Sexo puro – eis o tema primordial desta crônica, embora seja lícito supor que sob o eventual título "Puro sexo" ela talvez pudesse se mostrar, se não mais atrativa, com certeza mais bombástica. "O sexo dos anjos", porém, cumpre bem sua função, e duplamente, na medida em que primeiro dissimula e depois revela, pois o que aqui se propõe é o passeio imaginário por uma igreja repleta de estátuas de anjos que estão não só desnudos e em êxtase, como em cópula – em completa comunhão consigo próprios e com o cosmos. Cena de todo inconcebível nos templos religiosos do Ocidente, mas tão comum na Índia e noutras partes do Oriente.
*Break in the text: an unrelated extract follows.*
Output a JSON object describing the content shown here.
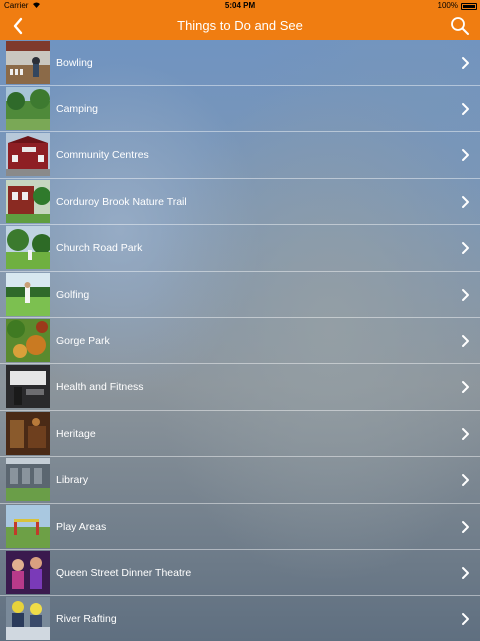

É o sexo sagrado fertilizando o mundo – e mais do que meramente o mundo visível. Shiva e Parvati unidos num abraço que se prolonga por milhões de anos cósmicos e cujo rastro de prazer leitoso, qual a Via Láctea, funda e fecunda o universo. Krishna passeando pela floresta, atraindo com o som divino de sua flauta mais de mil lindas pastoras. E como está em toda parte, Ele as satisfaz ao mesmo tempo – e cada uma o tem para si e todas o tem por inteiro. Mas não se assombre: essa festa fálica é só metáfora das núpcias da alma com o divino.
Ainda assim, trata-se também da sacralização da união carnal, que o Ocidente sempre se empenhou em refutar com estridência, quando não com asco. Mas, antes de culpar o Evangelho e a Igreja pela cisão entre carne e espírito, tão rígida e tão ríspida deste lado do mundo, é bom lembrar que o intelectualismo grego e os excessos romanos já haviam imposto – ou mesmo cavado – esse abismo entre corpo e alma. Um dos erros quiçá irreparáveis de nossa tradição.
Cabe ressaltar, porém, que o tantra e o Kama Sutra, cujos segredos supostamente se encontram agora ao alcance da mão – bem ali, na sex shop da esquina –, caso sejam praticados sem a devida devoção, são mera e (quase) inútil ginástica, só malabarismo erótico ou exibicionismo contorcionista. Sem usar a faca-de-matar-o-ego dos budistas, sexo puro vira apenas "ambiente de puro sexo". E o que poderia ser transcendência e disciplina dos sentidos por vezes flerta insidiosamente com a pornografia.
Por falar em pornografia, a cinco dias do início da propaganda eleitoral na TV e tendo sido dada a largada para a corrida presidencial, "sexo dos anjos" até que poderia se revelar bom tema para uma crônica. Afinal, antes de adquirir sentido figurado, a expressão teria surgido com base em fatos reais: dizem que quando os turcos otomanos já estavam às portas de Constantinopla, prontos para tomar a capital do Bizâncio e acabar de vez com aquele posto avançado da ortodoxia cristã, os teólogos locais, alheios ao perigo iminente, se engalfinhavam numa interminável discussão, não só inútil como bem menos picante do que a imagem de anjos transando.
Como quer que seja, não estou vendo anjos por perto – menos ainda os do tipo virginal. Vade retro. Cruz-credo. Hare Krishna.